• SONAR
  • RE R-Mix... What the heck?
2012/08/02 19:09:43
Beepster
Just checked out the vid Freddie posted. Can someone explain this a little further? Am I to assume I can take a stereo track and isolate elements and tweak and/or remove them? Because that would be freaking crazy and super useful and really make X2 about a million times more desirable to me. Cheers.
2012/08/02 19:17:16
John
That appears to be what it does.  BTW looking at the CW version vs the Roland version some one commented that it may not have all the buttons added stuff. I believe because its a plugin in X2 it doesn't need those extra buttons because they appear to be transport and track controls. The plugin wouldn't need those.
2012/08/02 19:21:11
Beepster
@John... My gawd... I have literally HUNDREDS of hours of live recordings and rehearsals that would be perfect if it weren't for a couple of wayward tracks and audience/room noise. I could release like twenty albums if this thing actually worked. Oh dude dude dude... NOW I am psyched. Please tell me this is reality.
2012/08/02 19:25:56
twaddle
Beepster


Just checked out the vid Freddie posted. Can someone explain this a little further? Am I to assume I can take a stereo track and isolate elements and tweak and/or remove them? Because that would be freaking crazy and super useful and really make X2 about a million times more desirable to me. Cheers.

Careful with your "what the hecks" I've already been castigated for a "what the hell" 

Yes it seems to be pretty much like melodyne. It is an amazing technology but having watched the video.
I don't see that it's of much use to me personally. I don't need to isolate instruments since I record them myself.

Having said that if your guitar is slightly out or you want to change notes within a chord that can be useful.

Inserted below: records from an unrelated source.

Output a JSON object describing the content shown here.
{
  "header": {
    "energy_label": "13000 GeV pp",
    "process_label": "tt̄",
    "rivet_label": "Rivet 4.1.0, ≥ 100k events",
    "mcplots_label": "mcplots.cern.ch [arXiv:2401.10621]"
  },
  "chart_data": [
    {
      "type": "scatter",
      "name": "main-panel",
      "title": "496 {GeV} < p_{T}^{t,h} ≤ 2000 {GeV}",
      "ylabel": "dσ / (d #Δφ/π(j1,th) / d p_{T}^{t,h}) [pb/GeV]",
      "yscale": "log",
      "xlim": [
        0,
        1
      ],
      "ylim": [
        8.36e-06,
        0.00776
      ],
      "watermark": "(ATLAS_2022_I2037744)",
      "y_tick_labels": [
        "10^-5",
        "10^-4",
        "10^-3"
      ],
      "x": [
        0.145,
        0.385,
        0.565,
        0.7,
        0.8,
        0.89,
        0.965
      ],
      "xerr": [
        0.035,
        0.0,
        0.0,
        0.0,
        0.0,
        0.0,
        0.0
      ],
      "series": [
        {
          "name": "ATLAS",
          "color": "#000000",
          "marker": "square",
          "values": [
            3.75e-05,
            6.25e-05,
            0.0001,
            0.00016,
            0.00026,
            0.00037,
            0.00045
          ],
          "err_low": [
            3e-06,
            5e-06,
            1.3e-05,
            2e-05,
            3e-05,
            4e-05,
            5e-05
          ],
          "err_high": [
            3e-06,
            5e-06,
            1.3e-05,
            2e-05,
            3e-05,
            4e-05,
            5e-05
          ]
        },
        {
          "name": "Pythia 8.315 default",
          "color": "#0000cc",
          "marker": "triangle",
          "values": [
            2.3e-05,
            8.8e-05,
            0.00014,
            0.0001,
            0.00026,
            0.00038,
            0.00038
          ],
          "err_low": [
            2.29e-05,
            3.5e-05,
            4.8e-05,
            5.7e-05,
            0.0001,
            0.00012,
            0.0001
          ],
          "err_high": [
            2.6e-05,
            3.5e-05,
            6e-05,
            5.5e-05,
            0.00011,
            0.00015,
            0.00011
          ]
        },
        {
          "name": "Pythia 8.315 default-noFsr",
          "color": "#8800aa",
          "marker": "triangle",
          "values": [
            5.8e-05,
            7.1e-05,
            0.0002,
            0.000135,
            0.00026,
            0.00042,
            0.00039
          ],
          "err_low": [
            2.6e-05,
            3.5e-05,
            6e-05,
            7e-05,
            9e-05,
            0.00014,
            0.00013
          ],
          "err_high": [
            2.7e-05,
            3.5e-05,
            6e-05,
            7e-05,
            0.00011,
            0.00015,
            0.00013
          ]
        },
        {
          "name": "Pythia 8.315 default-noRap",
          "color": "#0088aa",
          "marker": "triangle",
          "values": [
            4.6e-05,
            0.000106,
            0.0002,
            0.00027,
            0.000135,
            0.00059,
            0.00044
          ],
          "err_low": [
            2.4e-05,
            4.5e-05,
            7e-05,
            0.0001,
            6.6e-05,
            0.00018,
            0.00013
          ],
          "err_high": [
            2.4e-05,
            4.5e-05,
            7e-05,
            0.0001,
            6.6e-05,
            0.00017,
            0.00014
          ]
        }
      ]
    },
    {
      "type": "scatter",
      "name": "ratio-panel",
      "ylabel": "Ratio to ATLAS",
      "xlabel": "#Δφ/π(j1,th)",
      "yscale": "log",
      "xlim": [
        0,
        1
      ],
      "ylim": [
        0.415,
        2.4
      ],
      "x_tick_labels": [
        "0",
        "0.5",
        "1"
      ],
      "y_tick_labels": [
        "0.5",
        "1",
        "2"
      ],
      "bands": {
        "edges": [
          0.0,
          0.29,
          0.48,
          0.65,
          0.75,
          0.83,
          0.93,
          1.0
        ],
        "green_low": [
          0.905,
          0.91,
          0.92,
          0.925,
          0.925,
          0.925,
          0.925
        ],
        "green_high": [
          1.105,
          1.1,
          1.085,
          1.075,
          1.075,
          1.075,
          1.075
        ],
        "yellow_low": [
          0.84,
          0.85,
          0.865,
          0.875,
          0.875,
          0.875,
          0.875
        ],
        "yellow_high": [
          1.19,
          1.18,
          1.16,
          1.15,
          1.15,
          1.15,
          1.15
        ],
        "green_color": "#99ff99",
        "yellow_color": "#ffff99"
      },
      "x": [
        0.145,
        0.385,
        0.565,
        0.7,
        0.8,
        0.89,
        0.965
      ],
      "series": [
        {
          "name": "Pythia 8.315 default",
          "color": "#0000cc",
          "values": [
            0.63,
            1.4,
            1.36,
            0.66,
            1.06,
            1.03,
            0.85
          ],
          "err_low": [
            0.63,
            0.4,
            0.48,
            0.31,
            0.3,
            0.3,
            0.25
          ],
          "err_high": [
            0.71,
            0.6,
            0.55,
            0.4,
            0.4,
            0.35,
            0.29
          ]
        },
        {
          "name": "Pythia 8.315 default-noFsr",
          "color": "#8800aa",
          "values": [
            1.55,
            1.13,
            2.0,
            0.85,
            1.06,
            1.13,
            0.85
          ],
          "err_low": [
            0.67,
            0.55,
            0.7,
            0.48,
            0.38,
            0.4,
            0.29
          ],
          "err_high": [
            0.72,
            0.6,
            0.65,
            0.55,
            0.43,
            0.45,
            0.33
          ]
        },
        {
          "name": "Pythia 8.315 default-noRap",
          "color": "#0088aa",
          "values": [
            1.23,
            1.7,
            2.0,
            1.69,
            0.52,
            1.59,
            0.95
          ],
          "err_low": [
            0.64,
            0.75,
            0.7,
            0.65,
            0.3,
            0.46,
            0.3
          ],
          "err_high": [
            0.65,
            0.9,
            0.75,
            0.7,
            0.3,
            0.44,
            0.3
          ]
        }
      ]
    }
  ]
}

Melodyne can do that but I'm not sure if 
R-Mix can (?) I usually find it's much quicker to do it myself rather than spend hours pulling my hair out and coming on here to try and figure out what I'm doing wrong.

Call me an old cynic but outside of karaoke I don't see it as being particularly creative. 
Don't believe the hype.


Steve

2012/08/02 19:26:27
mattplaysguitar
Depending on how engrained they are in a mix, it looks like it. A vocal with multiple panned harmonies and loads of delays and/or reverb might be more difficult to extract though.

I'm sure you could use to to re-master stuff to a degree or maybe use it for extracting samples from songs.

As to the sound quality... You could see some comb filtering and phasing artefacts potentially. I wouldn't trust the cake videos on sound quality. It's going to take un-biased testing to check that one out.


To me, it looks like a cool tool for a bit of fun, but I wouldn't ever imagine using it when making my own music.

But for maybe analysing in further detail the construction of pro songs, it could be good. As well as taking samples for people who do that sort of music.

But I don't imagine it to be much special. The high and low stuff is just going to be a simple band pass filter. The stereo component is going to be probably a M/S type process with something like Channel Tools and phase cancellation blah blah. I'm sure the maths isn't too complex. With the right routing you can probably just do it with channel tools and an eq. I may of course be wrong here, I'm only speculating.
2012/08/02 19:28:35
mattplaysguitar
Beepster


@John... My gawd... I have literally HUNDREDS of hours of live recordings and rehearsals that would be perfect if it weren't for a couple of wayward tracks and audience/room noise. I could release like twenty albums if this thing actually worked. Oh dude dude dude... NOW I am psyched. Please tell me this is reality.

That's a good point though. It might make your life easier for re-mastering this kind of stuff.
2012/08/02 19:34:00
The Maillard Reaction
Will the R-Mix in X2 work on 24bit audio files?









That would be kinda cool.

That will change everything.

fixed

2012/08/02 19:34:56
Beepster
@Matt... and that exactly it. I don't need to do anything crazy. Just take all the board mixes and snag the the individual parts and isolate them so I can mix them myself. For example I have a TON of board recordings where everything is perfect but the vocals are way too loud. If I can get those out of the mix and then blend them in properly... oh goodness... the things I could do. I always thought this was in the realm of mastering software that cost thousands of dollars. I could provide a ton of other examples but you get the gist. Snag the elements, separate them, then remix and if necessary record something new and blend it in. If I could do this... man alive I will love Cake forever. FOREVER!
2012/08/02 19:39:15
Michael Five
I mentioned this somewhere a couple of days ago and folks said it was generally not well received, and just a glorified karaoke machine. 

you can turn a sausage grinder backwards, but pigs will not come out the top.  I fear this is more bloat rather than a professionally useful tool.  Is X2 gonna support the MCU?
2012/08/02 19:44:08
mattplaysguitar
For your vocal issue:

Clone track
Apply HPF and LPF to isolate the vocal as much as possible
Add Channel Tools
Switch to M/S and turn off the Side component so you just have Mid
Flip Phase
Blend in with original to turn the vocal down

I've never actually tried this, but it should work!